Almost imperceptibly, winter begins to roll back north into the Canadian provinces whence it came.
One day you realize it is really gone. The feel of the warming sun and the windborne scents of the earth's richness tell you that the best is yet to come.
Winter leaves behind a stark yet dramatic scene of endless mountain ranges, deep-worn valleys, and wandering waters. Snow still buries high peaks and fills the contours of north-facing coulees, gulches, and slopes.
West-flowing drainages bristle with the promising greens of fir, spruce, and pine forests through the long winter. Blue sky east-slope landscapes are more bare. Bleak gray-brown grasslands seem to roll on forever.
They are highlighted by the last holdouts of snow in sunless folds that define their great windswept vastness. Distant mountain ranges, lonely highways, and cottonwood bottoms help frame such scenes, cutting down the overwhelming immensity of the West into a portion humans can better comprehend.
Along creeks and rivers, leafless willow thickets glow in shades of vermillion, russet, and gold. This bit of brightness immediately draws the eye streamside, where the cold water flows. Ice may still glaze the water along banks in shaded eddies. Lakes are still frozen, but most moving waters are once again running free, either muddied or clear.
Unseasonably warm temperatures can raise the silt-laden water. There's a lot of snow yet to be melted in the high country. The high point of daily activity in the valley floor at this season might be when the ranch pickup dumps another morning load of hay for the appreciative herd of winter-range cattle.
The Cycle of Life
Clear spring water calls to anglers, too.
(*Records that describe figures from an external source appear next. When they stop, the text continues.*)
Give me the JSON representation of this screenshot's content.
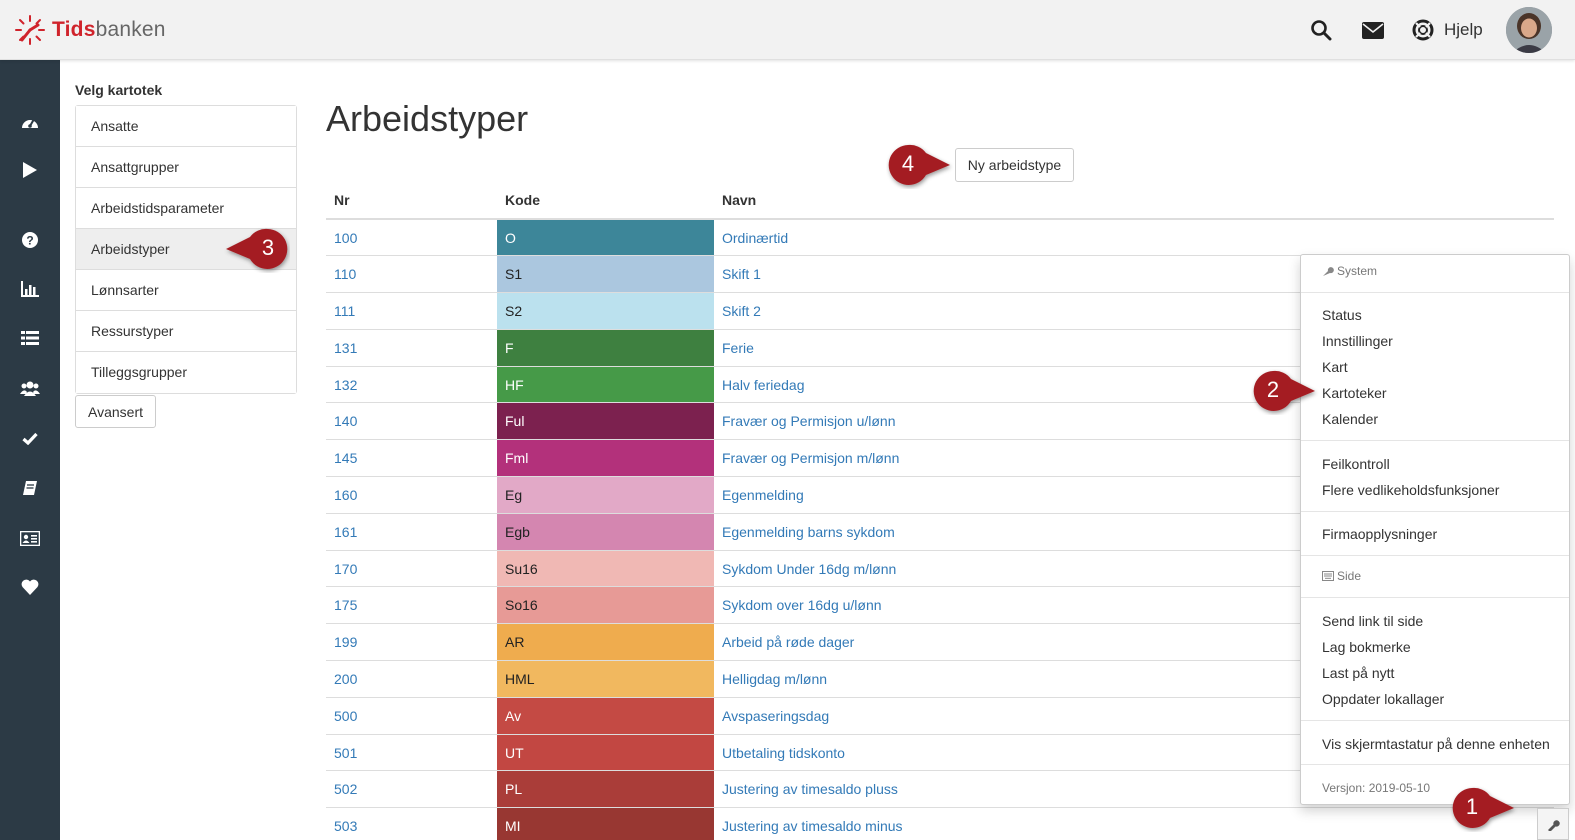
{
  "app": {
    "logo_red": "Tids",
    "logo_grey": "banken",
    "help_label": "Hjelp"
  },
  "colors": {
    "brand_red": "#d0232b",
    "sidebar_bg": "#2c3a45",
    "link": "#337ab7",
    "callout": "#a41f24"
  },
  "sidebar_icons": [
    "dashboard-icon",
    "play-icon",
    "question-icon",
    "bar-chart-icon",
    "list-icon",
    "users-icon",
    "check-icon",
    "book-icon",
    "id-card-icon",
    "heart-icon"
  ],
  "kartotek": {
    "title": "Velg kartotek",
    "items": [
      "Ansatte",
      "Ansattgrupper",
      "Arbeidstidsparameter",
      "Arbeidstyper",
      "Lønnsarter",
      "Ressurstyper",
      "Tilleggsgrupper"
    ],
    "active_index": 3,
    "advanced_button": "Avansert"
  },
  "main": {
    "title": "Arbeidstyper",
    "new_button": "Ny arbeidstype",
    "columns": [
      "Nr",
      "Kode",
      "Navn"
    ],
    "rows": [
      {
        "nr": "100",
        "kode": "O",
        "navn": "Ordinærtid",
        "color": "#3d8699",
        "text": "#fff"
      },
      {
        "nr": "110",
        "kode": "S1",
        "navn": "Skift 1",
        "color": "#abc7df",
        "text": "#222"
      },
      {
        "nr": "111",
        "kode": "S2",
        "navn": "Skift 2",
        "color": "#bbe1ee",
        "text": "#222"
      },
      {
        "nr": "131",
        "kode": "F",
        "navn": "Ferie",
        "color": "#3e8040",
        "text": "#fff"
      },
      {
        "nr": "132",
        "kode": "HF",
        "navn": "Halv feriedag",
        "color": "#469a48",
        "text": "#fff"
      },
      {
        "nr": "140",
        "kode": "Ful",
        "navn": "Fravær og Permisjon u/lønn",
        "color": "#7c214f",
        "text": "#fff"
      },
      {
        "nr": "145",
        "kode": "Fml",
        "navn": "Fravær og Permisjon m/lønn",
        "color": "#b3317b",
        "text": "#fff"
      },
      {
        "nr": "160",
        "kode": "Eg",
        "navn": "Egenmelding",
        "color": "#e2a9c7",
        "text": "#222"
      },
      {
        "nr": "161",
        "kode": "Egb",
        "navn": "Egenmelding barns sykdom",
        "color": "#d486b0",
        "text": "#222"
      },
      {
        "nr": "170",
        "kode": "Su16",
        "navn": "Sykdom Under 16dg m/lønn",
        "color": "#f0b8b4",
        "text": "#222"
      },
      {
        "nr": "175",
        "kode": "So16",
        "navn": "Sykdom over 16dg u/lønn",
        "color": "#e79a96",
        "text": "#222"
      },
      {
        "nr": "199",
        "kode": "AR",
        "navn": "Arbeid på røde dager",
        "color": "#efac4e",
        "text": "#222"
      },
      {
        "nr": "200",
        "kode": "HML",
        "navn": "Helligdag m/lønn",
        "color": "#f1b85f",
        "text": "#222"
      },
      {
        "nr": "500",
        "kode": "Av",
        "navn": "Avspaseringsdag",
        "color": "#c44a44",
        "text": "#fff"
      },
      {
        "nr": "501",
        "kode": "UT",
        "navn": "Utbetaling tidskonto",
        "color": "#c24742",
        "text": "#fff"
      },
      {
        "nr": "502",
        "kode": "PL",
        "navn": "Justering av timesaldo pluss",
        "color": "#aa3d39",
        "text": "#fff"
      },
      {
        "nr": "503",
        "kode": "MI",
        "navn": "Justering av timesaldo minus",
        "color": "#983732",
        "text": "#fff"
      }
    ]
  },
  "menu": {
    "system_header": "System",
    "system_items": [
      "Status",
      "Innstillinger",
      "Kart",
      "Kartoteker",
      "Kalender"
    ],
    "group2": [
      "Feilkontroll",
      "Flere vedlikeholdsfunksjoner"
    ],
    "group3": [
      "Firmaopplysninger"
    ],
    "side_header": "Side",
    "side_items": [
      "Send link til side",
      "Lag bokmerke",
      "Last på nytt",
      "Oppdater lokallager"
    ],
    "group5": [
      "Vis skjermtastatur på denne enheten"
    ],
    "version": "Versjon: 2019-05-10"
  },
  "callouts": [
    "1",
    "2",
    "3",
    "4"
  ]
}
And though water temperatures may perhaps be 3440 degrees Fahrenheit, life is beginning to stir in rivers and streams across the West. Both aquatic insects and trout are becoming more active with the increased daylight and its warming effects. An annual cycle is beginning, one that may be well known (or at least known in part) to the old and experienced yet seems an insurmountable riddle to a newcomer to the stream.
The shapes of trout become visible now, holding and flitting about in the elbow pools of small meadow streams. The riseforms of surface-feeding trout become more common on rich tailwater rivers and spring creeks, where spring comes a little sooner than it does on other types of water.
Midges proliferate, and Baetis mayflies will soon be hatching. Small winter and spring stoneflies cavort along the edges of swifter mountain streams, especially on sunny days when warming rays bathe riverside boulders. Trout rise to these, too. Yes, there's much to look forward to when winter rolls back and spring greets the Rockies.
Spring hatches are few, and they lack the diversity seen later on in summer. This makes things easier for anglers to figure out. What hatches there are can be very important to fishing success, especially if you like the sight of rising fish. There are spring days, though, when a hatch is on the water but nothing seems to be feeding on it, at least on top of the water. Perhaps it's good to start out on an easy footing. It will help prepare you for the bonanza of hatches that blossom in early summer.
For the angler who prefers above all else to find rising fish, the chart shows spring hatches will be those most likely to bring trout to the surface. Nothing animates a river scene or fires the imagination of an angler like the rings of rising trout spreading across a river's surface.